We all gasped. A minute before we had been surfing with him a wave of joyful discovery. Her cluelessness, and his dismissal, crashed us onto a jetty's boulders.

Dundes, dark and massive, paced a few steps; the auditorium was so hushed we could hear the stage floorboards creak beneath him. Dundes wasn't just arrogant. He was also charming. His bonhomie returned. He stopped and turned to the young lady. "I'm sorry," he said to her, in his most tender, grandfatherly aural caress. "I shouldn't have said that. There's no such thing as a stupid question."

We exhaled.

Dundes paced to the edge of the stage. He swung his bulk around dramatically and shouted, "But that came pretty damn close!"

We exploded in laughter.

One of the regrets of my life is that I found it hard to interact with Dundes, and he found it hard to interact with me. I'm blue collar. I swept floors and swabbed toilets before and after his lectures to work my way through Berkeley grad school. His father was a lawyer; mine, a coal miner. He went to Yale, I, as he reminded me with typical bluntness, got my BA at an "undistinguished state school." Dundes told a dumb Polak joke in class. I went to his office and we yelled at each other. I operated on the assumption that he hated me; it was only after I finished that I learned from someone else that he had "pulled strings he didn't know existed" to get me funding. Ironically, we shared a common ancestral homeland: Poland.
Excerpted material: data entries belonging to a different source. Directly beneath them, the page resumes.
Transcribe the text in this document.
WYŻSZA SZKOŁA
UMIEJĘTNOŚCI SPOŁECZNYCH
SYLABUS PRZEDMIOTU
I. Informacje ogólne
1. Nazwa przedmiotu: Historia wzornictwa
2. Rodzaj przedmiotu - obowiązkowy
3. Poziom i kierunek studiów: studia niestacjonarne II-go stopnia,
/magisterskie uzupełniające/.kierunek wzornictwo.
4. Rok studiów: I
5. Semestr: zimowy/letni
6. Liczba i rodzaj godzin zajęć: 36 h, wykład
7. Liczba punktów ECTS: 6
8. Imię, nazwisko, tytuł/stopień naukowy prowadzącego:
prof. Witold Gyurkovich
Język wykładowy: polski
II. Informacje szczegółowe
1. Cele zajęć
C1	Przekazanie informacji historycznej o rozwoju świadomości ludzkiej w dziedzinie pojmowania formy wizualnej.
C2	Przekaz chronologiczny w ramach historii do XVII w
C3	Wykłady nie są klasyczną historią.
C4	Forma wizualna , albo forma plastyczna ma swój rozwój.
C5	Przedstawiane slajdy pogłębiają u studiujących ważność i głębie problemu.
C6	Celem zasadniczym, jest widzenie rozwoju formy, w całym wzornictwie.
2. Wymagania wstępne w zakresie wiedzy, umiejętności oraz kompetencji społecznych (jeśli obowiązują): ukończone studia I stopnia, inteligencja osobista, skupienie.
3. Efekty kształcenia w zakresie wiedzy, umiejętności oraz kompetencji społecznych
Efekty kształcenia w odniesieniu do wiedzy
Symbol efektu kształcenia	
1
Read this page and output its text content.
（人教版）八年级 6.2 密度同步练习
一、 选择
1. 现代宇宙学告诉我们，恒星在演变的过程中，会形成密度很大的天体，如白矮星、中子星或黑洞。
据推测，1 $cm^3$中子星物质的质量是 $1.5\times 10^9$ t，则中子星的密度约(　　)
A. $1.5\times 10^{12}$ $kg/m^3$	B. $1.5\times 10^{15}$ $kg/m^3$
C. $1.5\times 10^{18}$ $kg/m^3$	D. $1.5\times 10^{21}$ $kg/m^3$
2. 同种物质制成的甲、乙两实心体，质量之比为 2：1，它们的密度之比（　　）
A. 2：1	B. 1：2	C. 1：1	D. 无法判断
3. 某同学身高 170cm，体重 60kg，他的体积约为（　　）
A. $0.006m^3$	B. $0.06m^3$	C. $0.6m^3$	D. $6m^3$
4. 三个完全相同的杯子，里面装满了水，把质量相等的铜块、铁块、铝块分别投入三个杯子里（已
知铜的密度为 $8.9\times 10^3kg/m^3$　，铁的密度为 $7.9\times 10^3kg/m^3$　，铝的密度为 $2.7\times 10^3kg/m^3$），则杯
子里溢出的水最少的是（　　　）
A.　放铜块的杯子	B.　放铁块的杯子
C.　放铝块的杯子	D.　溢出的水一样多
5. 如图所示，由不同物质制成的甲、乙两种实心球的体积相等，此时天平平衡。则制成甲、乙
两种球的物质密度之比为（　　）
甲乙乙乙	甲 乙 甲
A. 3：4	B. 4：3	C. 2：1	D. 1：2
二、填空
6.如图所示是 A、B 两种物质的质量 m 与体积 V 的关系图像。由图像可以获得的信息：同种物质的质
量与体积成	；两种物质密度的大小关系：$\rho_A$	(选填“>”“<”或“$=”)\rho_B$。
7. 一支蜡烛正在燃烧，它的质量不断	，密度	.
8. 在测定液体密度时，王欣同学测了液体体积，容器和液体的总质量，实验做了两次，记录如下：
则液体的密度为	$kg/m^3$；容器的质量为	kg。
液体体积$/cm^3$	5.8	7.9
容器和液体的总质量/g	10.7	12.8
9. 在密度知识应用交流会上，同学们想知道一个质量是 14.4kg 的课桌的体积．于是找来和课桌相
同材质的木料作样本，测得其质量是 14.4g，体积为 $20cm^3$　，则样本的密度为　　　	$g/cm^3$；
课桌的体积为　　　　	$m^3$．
My second story took place more than a decade later, in 2005. I had my PhD, had published work that I assessed was as good as the standard Dundes' superb oeuvre had set for me, and, given that we were now thousands of miles apart and communicating via email, I found it easier to talk to him. I thought that maybe, just maybe, I might someday ask permission to address him by his first name. I sent him an email asking for prayer for my academic career. He responded in an email that enveloped me in a completely new atmosphere. I no longer felt that I was one of a handful of students lining the back of his office wall, awaiting my brief encounter with the great man. He spoke to me as if I were his equal, even his intimate. He spoke about faith. I was overwhelmed. Suddenly I had to relearn how to interact with him. I devoted quiet time to contemplating how to respond to this new Prof. Dundes. And then a friend phoned me and said that he thought that the New York Times obituary for Alan Dundes had been too short. Dundes had collapsed and died of a heart attack while teaching a class he had once taught me, and so many others. To the last, I never got to say all of what I wanted to say to him, in the way that I yearned to say it.